As you know, it’s mock draft season. It’s a time to be friendly with our fantasy drafts. Often, we’ll openly discuss how we view certain players or why we’re building a fake roster in a specific way. That extends to congratulating others on “good” picks. Avisail Garcia is one player who always garners a pat on the back. If you can’t tell, I don’t understand the love. I’d like to. I’m open to hearing explanations.
When I ask my fellow experts, most will point to the eye test. I’m currently between MLB.tv subscriptions, so we’ll have to do without any GIFs. I’ve dug up an old scouting video from 2011 and a light tower blast from 2013. The former is perhaps too old to be informative. He looks like a guy who isn’t ready for Double-A. Lo and behold, he was in High-A at the time. He’s definitely improved since then. As for the home run, (almost) everybody looks good when belting one deep.
The White Sox were low on my list of teams to watch last season, but I’m sure I caught at least 10 of Garcia’s starts. What I saw left me wondering about him as a player. There is certainly potential for the light to go on – like with J.D. Martinez. He had to make a mechanical adjustment to tap into his full potential. Garcia has a different problem – pitch recognition.
Many pundits consider pitch recognition to be teachable. Good, right? Anyone who has watched Ryan Howard for the last 10 years knows that not everybody can learn. Garcia swings at pitches inside and out of the zone about 10 percent more often than league average. It contributes to his career 16.4 percent whiff rate. Aggression is also a solution to an extremely high whiff rate. By swinging often, he kept his strikeout rate down to a manageable 23 percent last season. Chris Carter posts similar whiff rates, and he strikes out over 30 percent of the time.
For me, the eye test Garcia passes is the same one passed by Wily Mo Pena. The power is real and anybody can spontaneously improve. We’re left with questions.
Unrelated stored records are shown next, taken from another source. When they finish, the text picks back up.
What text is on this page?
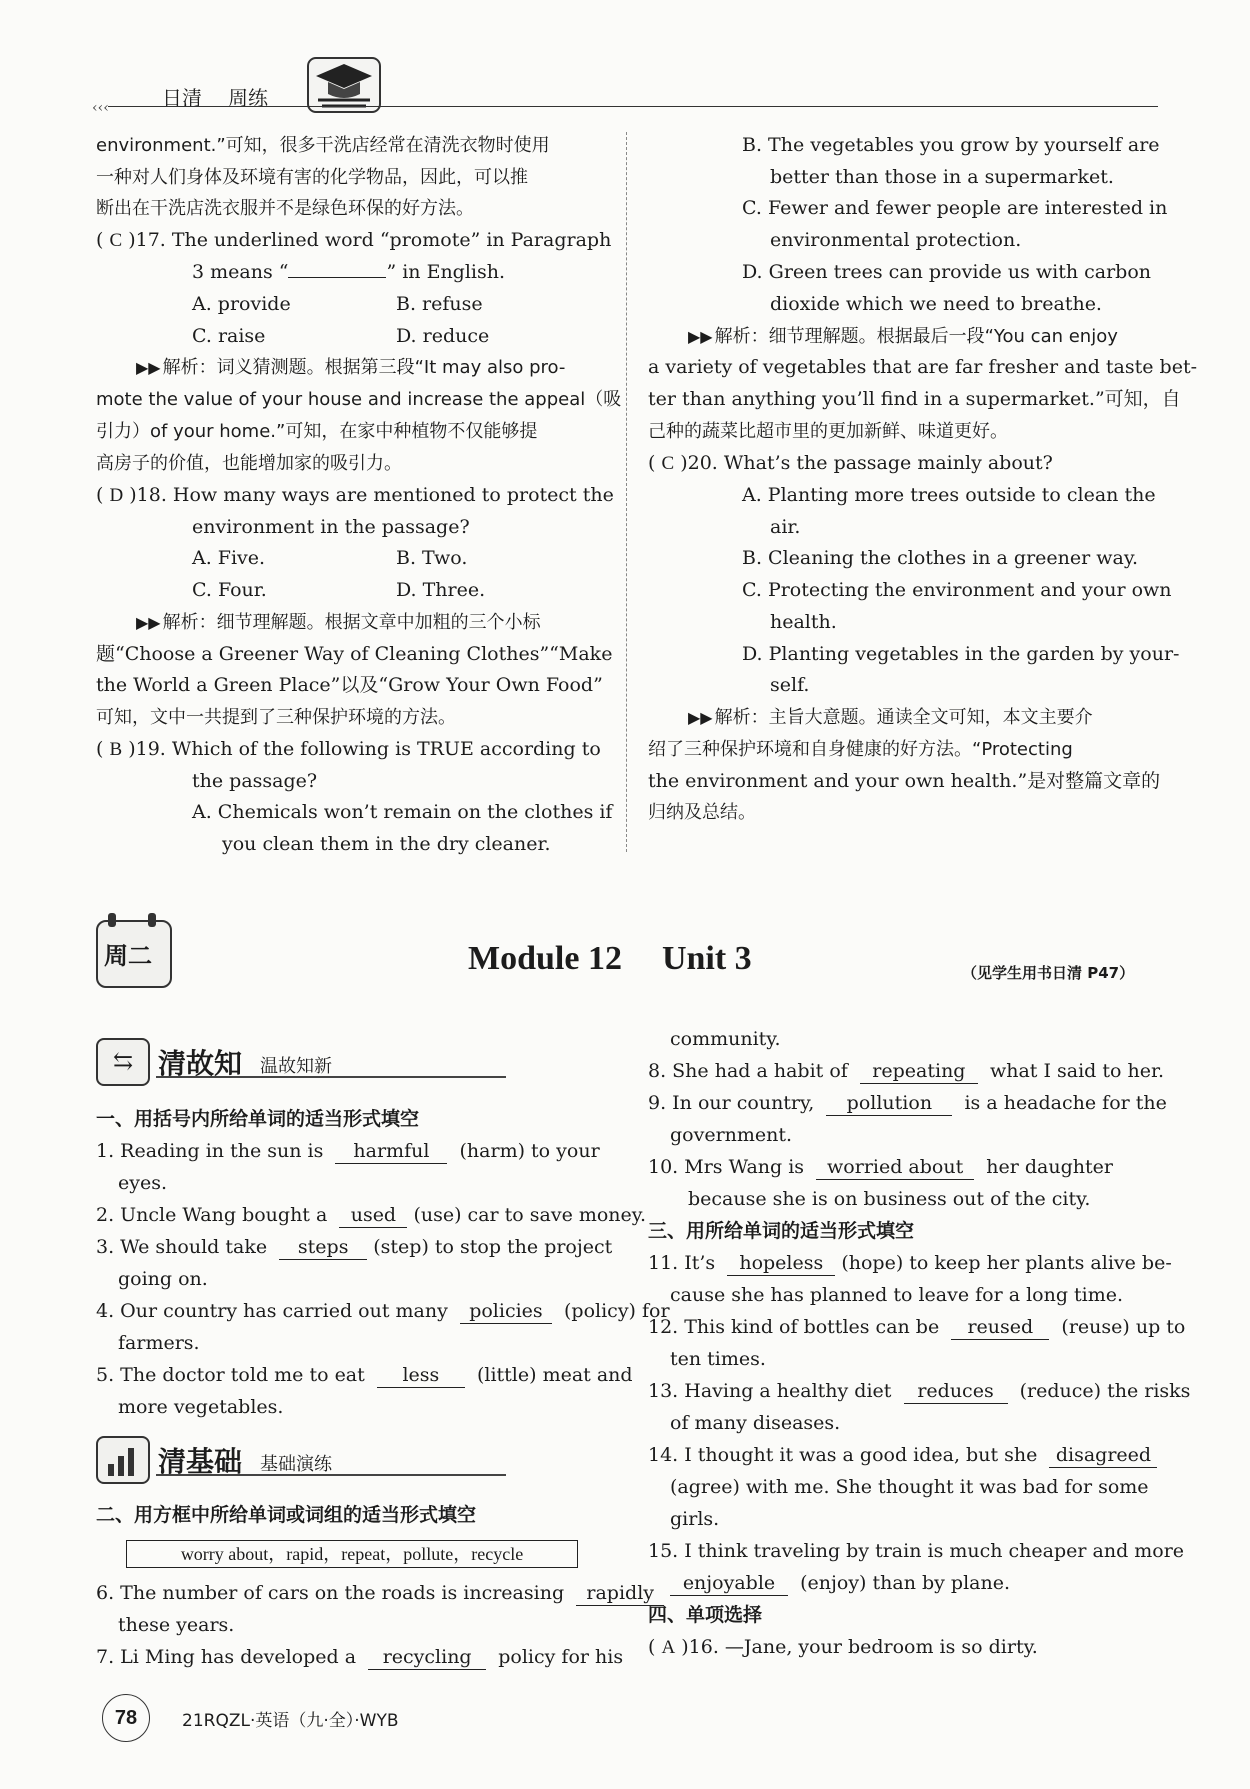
‹‹‹	日清 周练
environment.”可知，很多干洗店经常在清洗衣物时使用
一种对人们身体及环境有害的化学物品，因此，可以推
断出在干洗店洗衣服并不是绿色环保的好方法。
( C )17. The underlined word “promote” in Paragraph
3 means “	” in English.
A. provide	B. refuse
C. raise	D. reduce
▶▶ 解析：词义猜测题。根据第三段“It may also pro-
mote the value of your house and increase the appeal（吸
引力）of your home.”可知，在家中种植物不仅能够提
高房子的价值，也能增加家的吸引力。
( D )18. How many ways are mentioned to protect the
environment in the passage?
A. Five.	B. Two.
C. Four.	D. Three.
▶▶ 解析：细节理解题。根据文章中加粗的三个小标
题“Choose a Greener Way of Cleaning Clothes”“Make
the World a Green Place”以及“Grow Your Own Food”
可知，文中一共提到了三种保护环境的方法。
( B )19. Which of the following is TRUE according to
the passage?
A. Chemicals won’t remain on the clothes if
you clean them in the dry cleaner.
B. The vegetables you grow by yourself are
better than those in a supermarket.
C. Fewer and fewer people are interested in
environmental protection.
D. Green trees can provide us with carbon
dioxide which we need to breathe.
▶▶ 解析：细节理解题。根据最后一段“You can enjoy
a variety of vegetables that are far fresher and taste bet-
ter than anything you’ll find in a supermarket.”可知，自
己种的蔬菜比超市里的更加新鲜、味道更好。
( C )20. What’s the passage mainly about?
A. Planting more trees outside to clean the
air.
B. Cleaning the clothes in a greener way.
C. Protecting the environment and your own
health.
D. Planting vegetables in the garden by your-
self.
▶▶ 解析：主旨大意题。通读全文可知，本文主要介
绍了三种保护环境和自身健康的好方法。“Protecting
the environment and your own health.”是对整篇文章的
归纳及总结。
周二	Module 12 Unit 3	（见学生用书日清 P47）
⇆ 清故知 温故知新
一、用括号内所给单词的适当形式填空
1. Reading in the sun is harmful (harm) to your
eyes.
2. Uncle Wang bought a used (use) car to save money.
3. We should take steps (step) to stop the project
going on.
4. Our country has carried out many policies (policy) for
farmers.
5. The doctor told me to eat less (little) meat and
more vegetables.
清基础 基础演练
二、用方框中所给单词或词组的适当形式填空
worry about，rapid，repeat，pollute，recycle
6. The number of cars on the roads is increasing rapidly
these years.
7. Li Ming has developed a recycling policy for his
community.
8. She had a habit of repeating what I said to her.
9. In our country, pollution is a headache for the
government.
10. Mrs Wang is worried about her daughter
because she is on business out of the city.
三、用所给单词的适当形式填空
11. It’s hopeless (hope) to keep her plants alive be-
cause she has planned to leave for a long time.
12. This kind of bottles can be reused (reuse) up to
ten times.
13. Having a healthy diet reduces (reduce) the risks
of many diseases.
14. I thought it was a good idea, but she disagreed
(agree) with me. She thought it was bad for some
girls.
15. I think traveling by train is much cheaper and more
enjoyable (enjoy) than by plane.
四、单项选择
( A )16. —Jane, your bedroom is so dirty.
78	21RQZL·英语（九·全）·WYB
Is there a specific reason to expect a breakout, or are we just hoping? Can he hit enough to make up for heaps of strikeouts? Will his role in the lineup support strong counting stats?
It’s that first question that has me hung up. I can’t identify a reason why he’s more likely to breakout than say Domonic Brown or Nick Castellanos. Garcia is young, and he has an obvious tool. He’s also never hit more than 14 home runs in a season, and that was split between High-A and Double-A. When I talk to other experts, I hear a lot of hope and very little evidence.
When it comes time to make a draft pick, I’ll be leaving Garcia to my fellows. There is value in playing a few long shots late in the draft, which is right where Garcia fits in my book. His current ADP is 220, so you can target him in rounds 16 to 20 in a 12 team draft. I see too much viable talent around him to take the leap. Steve Pearce, Brandon Belt, Aramis Ramirez, and Chase Utley all have similar ADPs (to name a few).
I wish I had a reason to pick Garcia. I can’t find one.